Admission of Learned Treatise
Perhaps to save Dr. Troy from a verdict that might have been based on a theory it regarded as unsupported by expert testimony, the Superior Court concluded that the Charltons’ reliance on a learned treatise required a new trial. A “learned treatise” is publication that experts in the field generally regard as authoritative.
In Pennsylvania, admitting a learned treatise as substantive evidence would violate the rule against hearsay. Experts may nevertheless testify that a learned treatise informed their opinions. Under certain circumstances, a learned treatise may also be used to impeach an expert’s opinion.
The Charltons cross-examined Dr. Troy and defense experts with Dr. Volpe’s textbook, Neurology of the Newborn. The text associates a “snapping” or “popping” sound during delivery with a tearing of the dura, a membrane covering the brain and spinal cord.

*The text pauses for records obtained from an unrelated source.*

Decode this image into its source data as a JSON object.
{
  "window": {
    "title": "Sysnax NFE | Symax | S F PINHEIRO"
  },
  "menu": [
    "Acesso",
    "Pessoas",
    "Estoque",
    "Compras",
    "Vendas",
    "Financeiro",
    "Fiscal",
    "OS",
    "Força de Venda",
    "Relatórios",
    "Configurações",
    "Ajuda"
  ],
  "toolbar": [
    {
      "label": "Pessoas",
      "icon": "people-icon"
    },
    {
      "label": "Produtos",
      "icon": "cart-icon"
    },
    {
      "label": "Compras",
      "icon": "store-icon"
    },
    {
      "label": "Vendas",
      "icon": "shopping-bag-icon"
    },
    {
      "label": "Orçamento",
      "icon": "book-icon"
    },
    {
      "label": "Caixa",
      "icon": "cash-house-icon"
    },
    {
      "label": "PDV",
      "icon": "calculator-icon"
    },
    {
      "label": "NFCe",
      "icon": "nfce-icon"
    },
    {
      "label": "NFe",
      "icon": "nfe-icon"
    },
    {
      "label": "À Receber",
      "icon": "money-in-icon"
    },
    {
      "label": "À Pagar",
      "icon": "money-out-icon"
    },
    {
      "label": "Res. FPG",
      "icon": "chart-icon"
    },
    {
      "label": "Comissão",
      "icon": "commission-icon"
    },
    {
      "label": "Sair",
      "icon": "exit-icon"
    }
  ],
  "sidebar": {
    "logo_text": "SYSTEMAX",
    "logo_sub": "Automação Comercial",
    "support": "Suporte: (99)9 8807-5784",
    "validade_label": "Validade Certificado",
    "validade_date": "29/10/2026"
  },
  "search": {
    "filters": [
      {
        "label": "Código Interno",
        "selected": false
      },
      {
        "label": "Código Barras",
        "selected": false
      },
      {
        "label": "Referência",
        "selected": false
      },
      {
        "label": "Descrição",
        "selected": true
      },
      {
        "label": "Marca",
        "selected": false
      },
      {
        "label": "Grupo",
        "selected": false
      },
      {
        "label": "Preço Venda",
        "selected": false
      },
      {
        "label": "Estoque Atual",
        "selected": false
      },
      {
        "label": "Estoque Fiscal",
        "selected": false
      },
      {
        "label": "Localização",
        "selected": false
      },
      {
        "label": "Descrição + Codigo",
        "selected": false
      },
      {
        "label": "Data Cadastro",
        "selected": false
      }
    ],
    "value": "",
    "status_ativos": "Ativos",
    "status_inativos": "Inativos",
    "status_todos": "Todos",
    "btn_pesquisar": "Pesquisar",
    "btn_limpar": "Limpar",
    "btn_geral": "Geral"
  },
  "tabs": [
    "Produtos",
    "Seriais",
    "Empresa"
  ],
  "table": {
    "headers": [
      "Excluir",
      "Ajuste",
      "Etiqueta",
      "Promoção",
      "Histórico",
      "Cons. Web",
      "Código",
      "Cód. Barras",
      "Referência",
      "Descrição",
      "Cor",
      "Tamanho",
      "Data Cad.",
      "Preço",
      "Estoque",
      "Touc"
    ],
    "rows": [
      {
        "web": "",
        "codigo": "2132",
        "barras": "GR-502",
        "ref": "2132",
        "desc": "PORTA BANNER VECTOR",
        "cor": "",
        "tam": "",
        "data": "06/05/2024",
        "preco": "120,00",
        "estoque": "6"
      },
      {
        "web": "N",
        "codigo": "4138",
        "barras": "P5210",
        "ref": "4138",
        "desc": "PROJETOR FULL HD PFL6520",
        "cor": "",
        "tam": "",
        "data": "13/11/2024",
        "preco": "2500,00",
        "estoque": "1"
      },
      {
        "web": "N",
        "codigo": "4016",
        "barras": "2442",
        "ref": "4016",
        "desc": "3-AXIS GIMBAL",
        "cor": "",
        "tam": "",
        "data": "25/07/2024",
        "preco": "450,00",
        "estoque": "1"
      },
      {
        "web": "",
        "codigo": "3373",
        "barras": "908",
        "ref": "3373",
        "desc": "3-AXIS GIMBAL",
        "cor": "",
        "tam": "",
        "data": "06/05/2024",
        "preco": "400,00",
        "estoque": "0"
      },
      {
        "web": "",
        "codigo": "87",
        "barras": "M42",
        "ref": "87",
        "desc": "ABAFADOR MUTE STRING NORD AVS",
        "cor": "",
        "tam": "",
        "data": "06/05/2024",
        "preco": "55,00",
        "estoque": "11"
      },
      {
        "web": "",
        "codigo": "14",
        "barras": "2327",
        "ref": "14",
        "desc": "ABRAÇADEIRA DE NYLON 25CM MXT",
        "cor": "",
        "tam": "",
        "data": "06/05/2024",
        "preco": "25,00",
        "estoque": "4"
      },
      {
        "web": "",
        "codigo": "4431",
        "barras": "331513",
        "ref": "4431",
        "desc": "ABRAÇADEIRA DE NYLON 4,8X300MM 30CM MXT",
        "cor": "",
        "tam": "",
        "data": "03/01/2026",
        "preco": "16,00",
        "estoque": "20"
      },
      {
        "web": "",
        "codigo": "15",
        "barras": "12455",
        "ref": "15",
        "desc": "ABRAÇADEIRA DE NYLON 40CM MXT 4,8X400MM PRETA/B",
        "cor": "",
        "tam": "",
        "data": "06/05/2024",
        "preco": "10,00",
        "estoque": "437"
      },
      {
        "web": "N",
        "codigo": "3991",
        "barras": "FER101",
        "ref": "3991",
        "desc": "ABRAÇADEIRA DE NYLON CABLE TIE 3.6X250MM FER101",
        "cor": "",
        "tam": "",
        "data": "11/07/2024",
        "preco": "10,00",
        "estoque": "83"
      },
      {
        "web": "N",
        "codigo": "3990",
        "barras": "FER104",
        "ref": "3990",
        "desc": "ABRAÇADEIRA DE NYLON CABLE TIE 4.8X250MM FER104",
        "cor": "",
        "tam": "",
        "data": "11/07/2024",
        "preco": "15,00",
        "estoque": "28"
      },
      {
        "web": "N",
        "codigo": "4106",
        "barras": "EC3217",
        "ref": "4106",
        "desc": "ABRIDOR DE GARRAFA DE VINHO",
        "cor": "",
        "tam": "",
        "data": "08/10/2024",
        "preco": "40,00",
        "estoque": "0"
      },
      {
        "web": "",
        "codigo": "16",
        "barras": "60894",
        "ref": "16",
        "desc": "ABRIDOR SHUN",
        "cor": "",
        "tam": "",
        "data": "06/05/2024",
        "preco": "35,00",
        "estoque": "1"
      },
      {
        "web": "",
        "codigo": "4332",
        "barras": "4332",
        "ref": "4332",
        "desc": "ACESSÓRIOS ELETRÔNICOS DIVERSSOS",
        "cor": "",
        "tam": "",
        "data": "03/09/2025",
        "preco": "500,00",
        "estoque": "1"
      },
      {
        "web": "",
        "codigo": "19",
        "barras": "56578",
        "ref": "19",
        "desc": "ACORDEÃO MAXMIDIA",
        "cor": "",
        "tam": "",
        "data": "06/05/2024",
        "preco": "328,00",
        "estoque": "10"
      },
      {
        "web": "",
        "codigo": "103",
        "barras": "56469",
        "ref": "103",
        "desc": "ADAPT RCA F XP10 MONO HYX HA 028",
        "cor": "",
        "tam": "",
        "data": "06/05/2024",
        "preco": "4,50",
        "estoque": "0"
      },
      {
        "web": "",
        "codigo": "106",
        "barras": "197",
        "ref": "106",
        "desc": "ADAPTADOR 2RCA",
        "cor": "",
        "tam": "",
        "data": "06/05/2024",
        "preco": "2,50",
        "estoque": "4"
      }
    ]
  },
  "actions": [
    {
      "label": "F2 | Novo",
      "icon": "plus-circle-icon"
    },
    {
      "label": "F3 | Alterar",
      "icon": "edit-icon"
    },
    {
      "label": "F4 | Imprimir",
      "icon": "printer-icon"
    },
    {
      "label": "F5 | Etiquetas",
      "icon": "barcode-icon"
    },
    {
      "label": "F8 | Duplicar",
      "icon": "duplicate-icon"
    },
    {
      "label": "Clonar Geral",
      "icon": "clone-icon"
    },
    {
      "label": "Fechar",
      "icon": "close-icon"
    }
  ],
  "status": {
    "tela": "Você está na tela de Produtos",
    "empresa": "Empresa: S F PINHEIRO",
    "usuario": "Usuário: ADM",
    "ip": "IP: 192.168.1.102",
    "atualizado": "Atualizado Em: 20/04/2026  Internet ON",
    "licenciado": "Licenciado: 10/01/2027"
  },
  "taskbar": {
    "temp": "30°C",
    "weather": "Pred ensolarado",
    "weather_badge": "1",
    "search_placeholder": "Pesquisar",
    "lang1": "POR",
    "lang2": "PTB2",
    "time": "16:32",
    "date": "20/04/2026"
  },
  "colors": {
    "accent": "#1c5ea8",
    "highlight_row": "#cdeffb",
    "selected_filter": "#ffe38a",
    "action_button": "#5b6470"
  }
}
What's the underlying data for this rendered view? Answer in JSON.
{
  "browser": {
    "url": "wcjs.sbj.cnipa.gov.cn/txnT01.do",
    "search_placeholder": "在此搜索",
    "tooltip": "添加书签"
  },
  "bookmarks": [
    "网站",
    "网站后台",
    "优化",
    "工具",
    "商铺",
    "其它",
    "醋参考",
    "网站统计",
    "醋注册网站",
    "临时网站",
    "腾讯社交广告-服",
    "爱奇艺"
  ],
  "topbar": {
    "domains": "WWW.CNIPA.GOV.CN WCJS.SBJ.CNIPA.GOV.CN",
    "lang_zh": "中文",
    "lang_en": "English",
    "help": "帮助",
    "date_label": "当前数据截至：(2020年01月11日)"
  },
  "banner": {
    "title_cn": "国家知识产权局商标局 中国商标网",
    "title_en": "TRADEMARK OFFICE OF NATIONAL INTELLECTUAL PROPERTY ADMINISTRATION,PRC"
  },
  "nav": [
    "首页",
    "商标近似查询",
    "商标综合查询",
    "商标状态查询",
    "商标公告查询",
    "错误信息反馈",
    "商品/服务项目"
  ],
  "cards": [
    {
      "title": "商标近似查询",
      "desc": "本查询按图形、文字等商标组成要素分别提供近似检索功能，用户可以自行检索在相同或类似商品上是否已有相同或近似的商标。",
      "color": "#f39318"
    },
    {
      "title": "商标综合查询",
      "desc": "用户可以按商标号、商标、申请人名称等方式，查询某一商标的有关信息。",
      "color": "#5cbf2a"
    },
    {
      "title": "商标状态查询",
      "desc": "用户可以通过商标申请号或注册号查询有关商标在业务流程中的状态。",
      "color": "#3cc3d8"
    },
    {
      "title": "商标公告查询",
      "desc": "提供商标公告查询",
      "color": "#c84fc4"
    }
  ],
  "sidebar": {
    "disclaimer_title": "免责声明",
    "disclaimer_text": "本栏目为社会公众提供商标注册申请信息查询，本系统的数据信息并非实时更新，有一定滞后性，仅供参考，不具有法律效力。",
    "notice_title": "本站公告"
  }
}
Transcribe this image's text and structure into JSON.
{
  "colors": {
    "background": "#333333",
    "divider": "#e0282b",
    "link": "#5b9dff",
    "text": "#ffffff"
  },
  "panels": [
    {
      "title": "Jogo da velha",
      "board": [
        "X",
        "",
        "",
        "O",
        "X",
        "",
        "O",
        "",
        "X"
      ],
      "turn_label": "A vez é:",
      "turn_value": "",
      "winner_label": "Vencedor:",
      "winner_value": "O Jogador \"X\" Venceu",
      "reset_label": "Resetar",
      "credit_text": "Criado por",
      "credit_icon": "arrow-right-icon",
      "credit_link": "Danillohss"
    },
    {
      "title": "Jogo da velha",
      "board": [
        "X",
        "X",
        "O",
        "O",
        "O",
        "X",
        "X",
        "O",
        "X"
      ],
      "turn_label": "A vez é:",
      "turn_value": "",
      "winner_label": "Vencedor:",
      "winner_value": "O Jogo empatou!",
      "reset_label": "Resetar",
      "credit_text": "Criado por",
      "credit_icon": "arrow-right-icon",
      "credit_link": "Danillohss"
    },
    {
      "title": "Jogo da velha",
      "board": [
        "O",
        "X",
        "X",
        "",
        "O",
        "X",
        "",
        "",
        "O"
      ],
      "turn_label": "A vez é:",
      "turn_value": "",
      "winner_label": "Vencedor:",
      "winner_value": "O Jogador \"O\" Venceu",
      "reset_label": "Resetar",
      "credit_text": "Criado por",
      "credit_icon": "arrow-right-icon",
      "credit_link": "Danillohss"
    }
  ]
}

Dr. Clancy testified that Dr. Volpe’s textbook is a “classic textbook of child neurology” that collects “child neurology wisdom about newborns.” Dr. Clancy agreed with the text that a popping sound is the sound of something tearing.
On cross-examination, Dr. Troy testified that he was unaware of any obstetrical literature identifying a popping as the sound of a dura tearing. The Superior Court held that it was improper to impeach Dr. Troy with the Volpe text because it is “neurological literature,” not “obstetrical literature.”
The trial court concluded that a book about delivering babies is “obstetrical literature” even if it is written by a neurologist. The court thought the distinction that Dr. Troy drew was disingenuous, since obstetricians cannot ignore the risk of neurological harms when they deliver babies. The Superior Court thought otherwise.
The Superior Court also concluded that Dr. Troy testified as a fact witness, not an expert witness, and that his opinions were therefore not properly impeached with a learned treatise. The Superior Court rejected the trial court’s conclusion that Dr. Troy “was introduced, groomed, and treated as a causation expert.”
Since the trial court supported its evidentiary decision by sound reasoning, a good argument can be made that the trial court did not abuse its discretion in permitting reference to the learned treatise. A cynic might wonder whether the Superior Court found a “back door” way to give Dr. Troy a new trial based on its conclusion that the “excessive traction” theory of liability should not have been submitted to the jury.